BM: É muito mais do que isso. Conhecemos exemplos de Estados autoritários em várias partes do mundo, que até têm algum nível, algum urbanismo na forma de se comportarem. No caso concreto da Guiné-Bissau, não conheço nenhum exemplo no mundo de um país que é dirigido por gente incompetente, por um lado, analfabeta, tanto literalmente como funcionalmente. É isto que é a composição atual e de vulgarização de funções do Estado. Na Guiné-Bissau, é a ditadura sem compostura, atabalhoada. É um regime que não tem nível, não tem visão de desenvolvimento, não há caráter, não há dignidade, não há nada. É muito forte dizer isto, mas é uma realidade dura. A Guiné-Bissau, da história que eu conheço, nunca viveu situação assim tão péssima. Eu não vivi o colonialismo, mas agora, comparando as realidades, a Guiné-Bissau hoje [parece]bem pior do que já esteve no regime colonial.

DW África: Falando de tais atropelos à Constituição, será possível, por exemplo, a revogação do recente despacho do regime de Sissoco que proíbe manifestações de guineenses?

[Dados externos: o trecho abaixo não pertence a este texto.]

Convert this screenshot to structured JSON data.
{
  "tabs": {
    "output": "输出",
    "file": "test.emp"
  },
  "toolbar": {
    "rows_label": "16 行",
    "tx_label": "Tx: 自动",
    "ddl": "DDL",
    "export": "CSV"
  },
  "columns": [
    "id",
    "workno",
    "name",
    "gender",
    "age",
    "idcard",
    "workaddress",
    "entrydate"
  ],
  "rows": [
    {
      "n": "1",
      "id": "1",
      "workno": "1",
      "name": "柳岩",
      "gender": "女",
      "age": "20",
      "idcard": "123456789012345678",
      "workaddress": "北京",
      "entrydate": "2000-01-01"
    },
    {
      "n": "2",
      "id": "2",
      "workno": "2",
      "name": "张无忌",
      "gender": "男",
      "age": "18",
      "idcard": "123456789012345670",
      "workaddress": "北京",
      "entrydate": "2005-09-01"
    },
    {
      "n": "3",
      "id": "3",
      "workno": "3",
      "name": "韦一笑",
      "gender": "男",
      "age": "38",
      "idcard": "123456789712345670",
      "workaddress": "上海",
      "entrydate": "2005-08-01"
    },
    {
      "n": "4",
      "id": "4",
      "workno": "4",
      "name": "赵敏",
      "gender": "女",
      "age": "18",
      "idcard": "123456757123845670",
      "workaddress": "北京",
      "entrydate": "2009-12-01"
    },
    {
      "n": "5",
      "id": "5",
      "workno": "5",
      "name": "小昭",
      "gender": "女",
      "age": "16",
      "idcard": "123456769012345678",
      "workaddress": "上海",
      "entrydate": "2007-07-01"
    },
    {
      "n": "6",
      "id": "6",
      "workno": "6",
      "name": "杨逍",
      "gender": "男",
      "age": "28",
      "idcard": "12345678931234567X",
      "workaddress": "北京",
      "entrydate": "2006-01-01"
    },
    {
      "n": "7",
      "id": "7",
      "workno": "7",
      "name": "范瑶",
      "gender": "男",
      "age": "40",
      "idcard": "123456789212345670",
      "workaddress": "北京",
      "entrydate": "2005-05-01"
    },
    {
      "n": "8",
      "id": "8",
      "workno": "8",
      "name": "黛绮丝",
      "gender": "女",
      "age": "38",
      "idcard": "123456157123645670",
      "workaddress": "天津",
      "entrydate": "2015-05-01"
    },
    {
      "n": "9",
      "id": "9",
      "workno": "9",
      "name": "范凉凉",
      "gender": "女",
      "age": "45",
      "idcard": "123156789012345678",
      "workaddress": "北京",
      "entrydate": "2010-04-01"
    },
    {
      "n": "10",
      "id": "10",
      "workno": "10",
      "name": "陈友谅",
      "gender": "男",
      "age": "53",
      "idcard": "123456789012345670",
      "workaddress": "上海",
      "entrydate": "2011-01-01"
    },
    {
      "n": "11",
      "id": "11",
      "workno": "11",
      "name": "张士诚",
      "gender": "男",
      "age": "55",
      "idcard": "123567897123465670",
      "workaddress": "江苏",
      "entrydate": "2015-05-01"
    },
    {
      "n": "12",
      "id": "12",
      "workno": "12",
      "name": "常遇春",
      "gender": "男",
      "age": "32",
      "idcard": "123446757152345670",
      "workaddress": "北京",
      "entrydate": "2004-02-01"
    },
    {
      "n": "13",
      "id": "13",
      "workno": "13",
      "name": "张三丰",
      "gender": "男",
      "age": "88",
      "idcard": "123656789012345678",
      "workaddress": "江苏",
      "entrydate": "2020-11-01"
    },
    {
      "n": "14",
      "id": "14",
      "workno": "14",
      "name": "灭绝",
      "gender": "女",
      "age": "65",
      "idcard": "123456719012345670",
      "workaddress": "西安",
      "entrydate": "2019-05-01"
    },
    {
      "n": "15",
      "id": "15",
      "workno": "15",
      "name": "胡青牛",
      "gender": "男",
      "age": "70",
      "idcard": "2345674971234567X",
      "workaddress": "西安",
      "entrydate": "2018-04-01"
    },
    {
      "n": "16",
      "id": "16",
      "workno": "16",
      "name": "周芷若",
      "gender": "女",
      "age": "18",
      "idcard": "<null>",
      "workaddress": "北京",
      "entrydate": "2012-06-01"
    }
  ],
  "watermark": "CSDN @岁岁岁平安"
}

BM: Não tanto a revogação. Eu diria [que é de se] ignorar este despacho, porque tem valor nulo. O direito à manifestação está consagrado na Constituição da República da Guiné-Bissau, e é chegado o momento das pessoas deixarem de ter medo, nomeadamente os políticos, e assumirem que fazer política é correr riscos. É correr riscos e mobilizar o povo para uma causa comum, uma causa nobre. Quando assim acontece, o povo vai aderir e não há despacho que resista às manifestações das populações. Há várias formas de se manifestarem. As pessoas podem bater nas tampas de panelas, podem cantar em frente às suas casas e criar uma dinâmica até ao ponto de as pessoas saírem às ruas, não só em Bissau. Mas é preciso que a classe política tenha essa capacidade de mobilização e, sobretudo, tenha a coragem de assumir, não obstante os riscos que possa ocorrer.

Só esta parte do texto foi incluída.